Cuando estrenaron El ministerio del tiempo, en febrero del 2015, parecía que si eras un aficionado a los viajes en el tiempo, las aventuras y la historia y te gustaba la televisión como medio para contar historias (o si, directamente, eras fan de Doctor Who) había que verla como una especie de militancia. Los espectadores españoles nos vemos obligados en varias ocasiones a consumir determinados productos de limitada calidad por ver si así se hacen más, a mí me suele pasar con las series que parecen tener una factura similar a la de la BBC y las películas de ciencia ficción patrias; esto me ha hecho ver cosas que quedan tan lejos de mí como Víctor Ros o EVA. El ministerio del tiempo, sin embargo, pareció fascinar rápidamente a un determinado sector del público que no suele verse respetado por la televisión nacional, incluyéndome yo mismo. Con sus numerosos defectos (personalmente, la duración de 70 minutos me parece excesiva), la serie nos ha dejado unos personajes interesantes, algunos capítulos brillantes como el de la Generación del 27 o -especialmente- el dedicado al Cid y unas posibilidades casi ilimitadas para el futuro próximo.
Sin embargo, el fandom es el fandom y, como en aquel capítulo de Futurama, a ningún fan le gusta que el statu quo cambie. La última temporada de El ministerio del tiempo se ha encontrado con la despedida y posterior regreso del protagonista original, siendo sustituido por Hugo Silva, tan guapo que es capaz de hacer temblar el OTP más canónico hasta la fecha, además de un parón más o menos inesperado, según a quién preguntes, que interrumpió la emisión en un momento supuestamente interesante (no estoy muy metido en la comunidad pero para mí iba precedido de los peores capítulos hasta la fecha). Todo esto ha provocado múltiples quejas de la comunidad por las redes sociales (la presencia en Internet de los ministéricos era, irónicamente, algo de lo que se sentían muy orgullosos en Televisión Española) y una polémica respuesta pormenorizada del cocreador y showrunner, Javier Olivares.

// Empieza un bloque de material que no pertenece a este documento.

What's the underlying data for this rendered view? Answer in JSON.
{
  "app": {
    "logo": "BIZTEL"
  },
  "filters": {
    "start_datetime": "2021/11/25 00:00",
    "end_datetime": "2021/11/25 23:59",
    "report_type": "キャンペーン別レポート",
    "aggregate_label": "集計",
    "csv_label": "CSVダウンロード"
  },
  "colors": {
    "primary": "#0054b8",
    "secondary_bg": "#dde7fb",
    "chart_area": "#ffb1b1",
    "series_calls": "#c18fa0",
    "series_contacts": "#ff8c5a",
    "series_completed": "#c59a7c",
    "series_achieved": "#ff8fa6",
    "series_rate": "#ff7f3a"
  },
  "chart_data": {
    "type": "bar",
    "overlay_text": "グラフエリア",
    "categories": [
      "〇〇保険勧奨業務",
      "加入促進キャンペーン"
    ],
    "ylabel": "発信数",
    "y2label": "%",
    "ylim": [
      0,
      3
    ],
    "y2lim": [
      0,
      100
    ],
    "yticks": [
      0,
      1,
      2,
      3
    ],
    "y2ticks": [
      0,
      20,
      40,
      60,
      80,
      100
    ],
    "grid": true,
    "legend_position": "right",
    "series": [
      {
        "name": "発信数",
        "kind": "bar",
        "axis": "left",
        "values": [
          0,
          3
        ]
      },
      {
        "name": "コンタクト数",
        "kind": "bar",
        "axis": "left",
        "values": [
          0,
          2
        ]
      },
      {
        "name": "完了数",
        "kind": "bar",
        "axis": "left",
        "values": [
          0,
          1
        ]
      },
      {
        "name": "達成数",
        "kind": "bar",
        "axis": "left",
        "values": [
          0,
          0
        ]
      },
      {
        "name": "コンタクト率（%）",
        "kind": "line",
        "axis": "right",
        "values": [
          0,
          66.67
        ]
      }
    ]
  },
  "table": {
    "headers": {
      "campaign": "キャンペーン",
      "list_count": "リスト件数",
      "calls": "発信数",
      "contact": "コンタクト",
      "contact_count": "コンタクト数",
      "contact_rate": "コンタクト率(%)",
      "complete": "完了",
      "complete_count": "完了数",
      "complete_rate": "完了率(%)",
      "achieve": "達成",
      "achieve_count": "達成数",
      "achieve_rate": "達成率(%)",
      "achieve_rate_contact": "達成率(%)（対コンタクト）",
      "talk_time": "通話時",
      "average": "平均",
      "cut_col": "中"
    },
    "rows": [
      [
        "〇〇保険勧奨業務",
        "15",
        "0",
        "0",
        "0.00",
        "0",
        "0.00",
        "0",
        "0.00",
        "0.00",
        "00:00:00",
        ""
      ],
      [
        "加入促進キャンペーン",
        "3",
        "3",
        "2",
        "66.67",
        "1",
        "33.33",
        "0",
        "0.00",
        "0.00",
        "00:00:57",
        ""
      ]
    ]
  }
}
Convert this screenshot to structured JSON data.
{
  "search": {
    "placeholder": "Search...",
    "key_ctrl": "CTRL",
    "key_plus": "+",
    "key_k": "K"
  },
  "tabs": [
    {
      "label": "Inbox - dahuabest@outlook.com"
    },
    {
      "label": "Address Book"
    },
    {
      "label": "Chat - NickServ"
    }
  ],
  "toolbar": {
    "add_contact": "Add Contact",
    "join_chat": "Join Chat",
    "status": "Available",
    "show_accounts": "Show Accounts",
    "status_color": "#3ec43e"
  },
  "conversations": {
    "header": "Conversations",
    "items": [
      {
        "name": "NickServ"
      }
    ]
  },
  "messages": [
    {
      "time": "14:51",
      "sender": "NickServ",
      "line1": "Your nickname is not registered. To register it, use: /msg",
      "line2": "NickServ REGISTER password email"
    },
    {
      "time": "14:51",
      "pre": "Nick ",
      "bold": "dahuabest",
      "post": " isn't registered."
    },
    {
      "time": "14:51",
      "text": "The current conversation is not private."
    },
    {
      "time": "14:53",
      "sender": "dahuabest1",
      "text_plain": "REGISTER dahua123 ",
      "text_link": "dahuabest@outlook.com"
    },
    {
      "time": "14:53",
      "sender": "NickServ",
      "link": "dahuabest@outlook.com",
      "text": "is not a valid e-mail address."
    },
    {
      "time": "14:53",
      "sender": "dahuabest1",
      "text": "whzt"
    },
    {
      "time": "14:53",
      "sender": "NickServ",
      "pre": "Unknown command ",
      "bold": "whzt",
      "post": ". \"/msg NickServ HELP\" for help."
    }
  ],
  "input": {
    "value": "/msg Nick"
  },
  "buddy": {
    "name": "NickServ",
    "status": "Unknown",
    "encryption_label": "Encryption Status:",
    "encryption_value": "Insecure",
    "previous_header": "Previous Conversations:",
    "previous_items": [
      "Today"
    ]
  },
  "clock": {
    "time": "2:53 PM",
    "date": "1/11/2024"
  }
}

En Indie Game: The Movie, el documental sobre el desarrollo de videojuegos "alternativos", se dedicaba una gran porción del tiempo a la historia de Jonathan Blow. Blow había desarrollado Braid en 2008, con una gran ovación de crítica y público y convirtiéndose en una especie de profeta del indie. Sin embargo, a Jonathan Blow no le parecía que la gente estuviese pillando el juego, le daba la impresión de que lo valoraban por las razones equivocadas y dedicaba su tiempo libre y su salud a entrar en foros y corregir a sus propios fans sobre el juego que tanto les estaba gustando. Pronto, por como son las cosas, la gente empezó a meterse con Braid esperando a que su desarrollador apareciese y se volviese loco. Jonathan Blow había pasado de ser un genio para ser una broma.
Creo que en esa deshumanización radica la clave aquí. Yo mismo, y no me siento particularmente orgulloso, realicé una crítica (completamente honesta) en twitter sobre el último episodio con cierta esperanza de que Olivares me respondiese y hacer esta entrada algo mucho más interesante. Yo JAMÁS le diría a algún creador a la cara que su obra no me gusta, me parecen terribles los periódicos abucheos en el Festival de Cannes, pero escribí eso a sabiendas de que él estaba buscando twits con esas palabras. Para mí, Javier Olivares había dejado de ser una persona real, con algún posible complejo que le obliga a mirar lo que completos desconocidos dicen de su serie, para ser otra cosa.
Por un lado entiendo perfectamente, y comparto su actitud, a la gente que comenta en las redes lo que hace, lo que ve y lo que opina pero también soy capaz de entender a alguien que ha defendido un producto que, honestamente, no se parece demasiado a ningún otra cosa que se esté haciendo en España y al que no le agradan las críticas de gente que no tiene ni idea (¿cómo podría?, por otro lado) de las dificultades que se han encontrado en el proceso. Supongo que estamos siendo pioneros en esta clase de dilemas sobre educación y contrato social y todavía no podemos hacer un juicio claro.